Though the Court of Appeals granted the city’s application for leave to appeal the trial court’s post-judgment order, the plaintiff argued that the city’s appeal was moot because the city had approved the order’s “form and content,” and had also complied with it. The Court of Appeals disagreed. The Court acknowledged the city’s “form and content” approval of the order, but concluded that it “[did] not signal the city’s agreement with the trial court’s finding of unreasonableness or its decision that residents were entitled to refunds.” Id. at 592. Presumably this was because the entire case and appeal centered on those issues, such that it would not have been reasonable to conclude that the city had consented to the trial court’s order. As for the city’s issuance of the refunds while its appeal was pending, the Court of Appeals held that this did not preclude the city’s appeal either because the city issued the refunds “only after [the] plaintiff sought to invoke the trial court’s contempt power.” Id. at 592-593. The city’s satisfaction of the order was thus “compelled,” and not voluntary. Id. at 593.

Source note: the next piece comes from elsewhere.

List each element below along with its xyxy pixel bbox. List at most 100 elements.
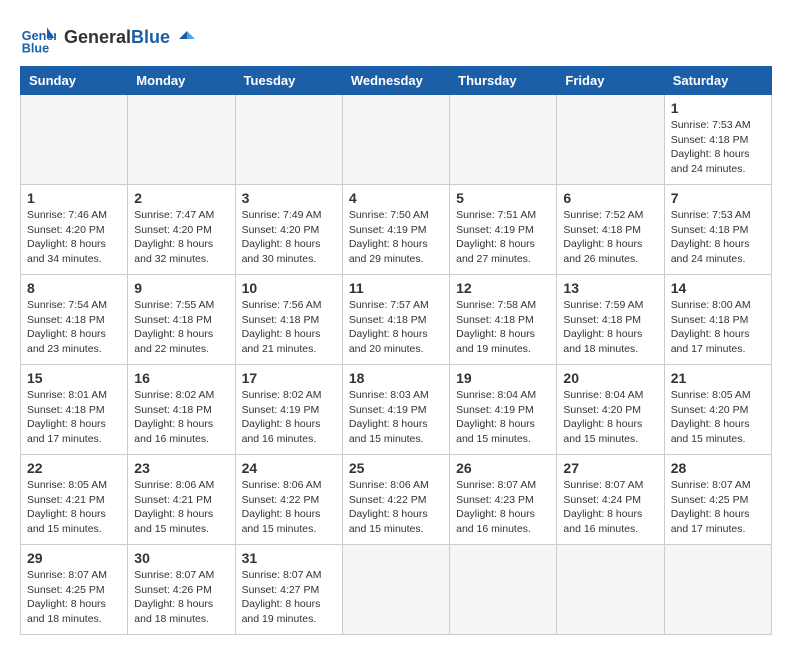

The Court of Appeals reached the same result in Sulaica v Rometty, 308 Mich App 568; 866 NW2d 838 (2014). In that case, after the trial court awarded attorney fees to the defendant, the parties submitted an order that was approved “as to content and form.” Id. at 587. When the plaintiff sought to challenge the attorney fee award on appeal, the defendant argued that the plaintiff’s approval of the order “as to ‘content and form’ was the equivalent of the parties entering into a consent decree.” Id. Citing Ahrenberg, the Court of Appeals disagreed. The Court observed that the plaintiff had both challenged the trial court’s decision to award fees at the hearing and then moved for rehearing. As a result, there was “no indication that the parties stipulated with regard to an outcome regarding the attorney fees,” and thus “nothing to suggest that plaintiff’s counsel’s approval of the order at issue as to ‘content and form’ illustrated counsel’s intent to enter into a consent order.” Id. at 588.
Of course, while these cases confirm that approving an order’s content or substance is not necessarily fatal to its appealability, the easiest way for a party to avoid uncertainty may be to simply indicate approval of an order’s “form” only, or to note in the stipulation that the party is not consenting to the relief being ordered.